A federal judge reluctantly agreed Wednesday to delay the trial of al-Qaida suspect Jose Padilla and two alleged confederates on terrorism charges until early next year after defense lawyers insisted they cannot be ready any earlier.
Padilla, 35, a U.S. citizen and former Chicago gang member, was held without charges for 3 1/2 years by the U.S. military as an enemy combatant. He was arrested in May 2002 at Chicago's O'Hare International Airport, purportedly on an al-Qaida mission to detonate a radioactive "dirty bomb" in a major U.S. city.
Padilla became the subject of a legal battle over President Bush's wartime detention powers, which ended when he was added late last year to an existing terrorism conspiracy and support case. The "dirty bomb" allegations were not mentioned in that case.
Padilla's lawyers say they haven't had nearly enough time to go through summaries of 50,000 intercepted phone calls, including 827 transcripts translated from Arabic. Complicating the lawyers' task is the classified nature of much of the evidence and the difficulty they have in meeting with Padilla, who is kept in his maximum-security cell at a federal detention center 23 hours a day.

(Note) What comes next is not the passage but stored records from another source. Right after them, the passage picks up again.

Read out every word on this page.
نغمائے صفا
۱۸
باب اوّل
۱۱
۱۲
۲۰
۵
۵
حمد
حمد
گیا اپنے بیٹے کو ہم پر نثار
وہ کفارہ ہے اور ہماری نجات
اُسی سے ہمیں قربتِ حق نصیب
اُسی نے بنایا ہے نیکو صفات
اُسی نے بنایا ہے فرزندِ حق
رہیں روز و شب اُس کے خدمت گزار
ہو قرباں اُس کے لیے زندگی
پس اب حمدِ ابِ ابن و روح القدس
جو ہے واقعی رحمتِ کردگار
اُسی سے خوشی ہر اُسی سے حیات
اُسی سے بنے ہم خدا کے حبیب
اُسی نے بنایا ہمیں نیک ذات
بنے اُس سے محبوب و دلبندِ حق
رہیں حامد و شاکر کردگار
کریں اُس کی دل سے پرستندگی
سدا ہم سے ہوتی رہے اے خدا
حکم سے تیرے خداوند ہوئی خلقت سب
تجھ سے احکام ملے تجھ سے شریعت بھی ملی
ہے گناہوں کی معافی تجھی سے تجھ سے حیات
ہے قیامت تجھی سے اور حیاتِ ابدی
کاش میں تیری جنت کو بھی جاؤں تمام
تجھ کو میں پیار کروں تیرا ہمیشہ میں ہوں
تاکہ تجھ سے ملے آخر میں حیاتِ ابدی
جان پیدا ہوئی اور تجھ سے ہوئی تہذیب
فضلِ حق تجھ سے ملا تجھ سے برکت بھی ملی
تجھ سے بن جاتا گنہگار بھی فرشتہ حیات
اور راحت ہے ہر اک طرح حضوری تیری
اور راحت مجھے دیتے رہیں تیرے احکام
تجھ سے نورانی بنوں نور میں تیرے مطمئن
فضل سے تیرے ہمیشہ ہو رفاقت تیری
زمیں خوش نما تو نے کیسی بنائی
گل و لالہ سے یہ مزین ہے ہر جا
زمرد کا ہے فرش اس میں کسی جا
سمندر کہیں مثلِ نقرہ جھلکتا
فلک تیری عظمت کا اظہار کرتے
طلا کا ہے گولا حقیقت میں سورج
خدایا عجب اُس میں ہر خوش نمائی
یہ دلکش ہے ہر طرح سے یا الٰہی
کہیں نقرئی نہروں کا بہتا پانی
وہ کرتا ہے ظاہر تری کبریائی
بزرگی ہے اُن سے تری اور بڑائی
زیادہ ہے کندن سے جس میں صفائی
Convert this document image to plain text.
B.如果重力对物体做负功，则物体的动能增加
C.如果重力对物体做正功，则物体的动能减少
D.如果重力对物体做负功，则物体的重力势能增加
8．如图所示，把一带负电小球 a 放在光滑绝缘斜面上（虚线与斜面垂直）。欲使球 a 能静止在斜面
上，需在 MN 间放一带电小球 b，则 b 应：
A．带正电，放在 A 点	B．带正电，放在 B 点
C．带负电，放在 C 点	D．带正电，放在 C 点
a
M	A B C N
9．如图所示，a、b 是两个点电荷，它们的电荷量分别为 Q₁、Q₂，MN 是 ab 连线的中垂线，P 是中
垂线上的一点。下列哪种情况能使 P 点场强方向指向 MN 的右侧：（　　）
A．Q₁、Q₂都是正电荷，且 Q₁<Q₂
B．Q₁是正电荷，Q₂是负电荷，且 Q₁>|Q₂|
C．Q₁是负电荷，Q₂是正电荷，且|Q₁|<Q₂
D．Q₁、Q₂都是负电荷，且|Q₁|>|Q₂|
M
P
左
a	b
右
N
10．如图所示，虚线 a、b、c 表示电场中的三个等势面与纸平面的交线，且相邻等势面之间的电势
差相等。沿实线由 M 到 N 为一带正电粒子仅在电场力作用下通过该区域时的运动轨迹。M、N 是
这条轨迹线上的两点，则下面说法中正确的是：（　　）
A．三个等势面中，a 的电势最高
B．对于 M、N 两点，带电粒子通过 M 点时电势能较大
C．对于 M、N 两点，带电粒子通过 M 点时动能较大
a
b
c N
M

U.S. District Judge Marcia Cooke has sought for months to keep the case on track for a September trial but decided to postpone it until Jan. 22. Federal prosecutors supported the delay.
Also charged are Adham Amin Hassoun, allegedly Padilla's al-Qaida recruiter, and Kifah Wael Jayyousi, who published a newsletter describing global Islamic jihad. All have pleaded not guilty, and only Jayyousi has been granted bail.
Attorneys for Hassoun and Jayyousi also supported the delay.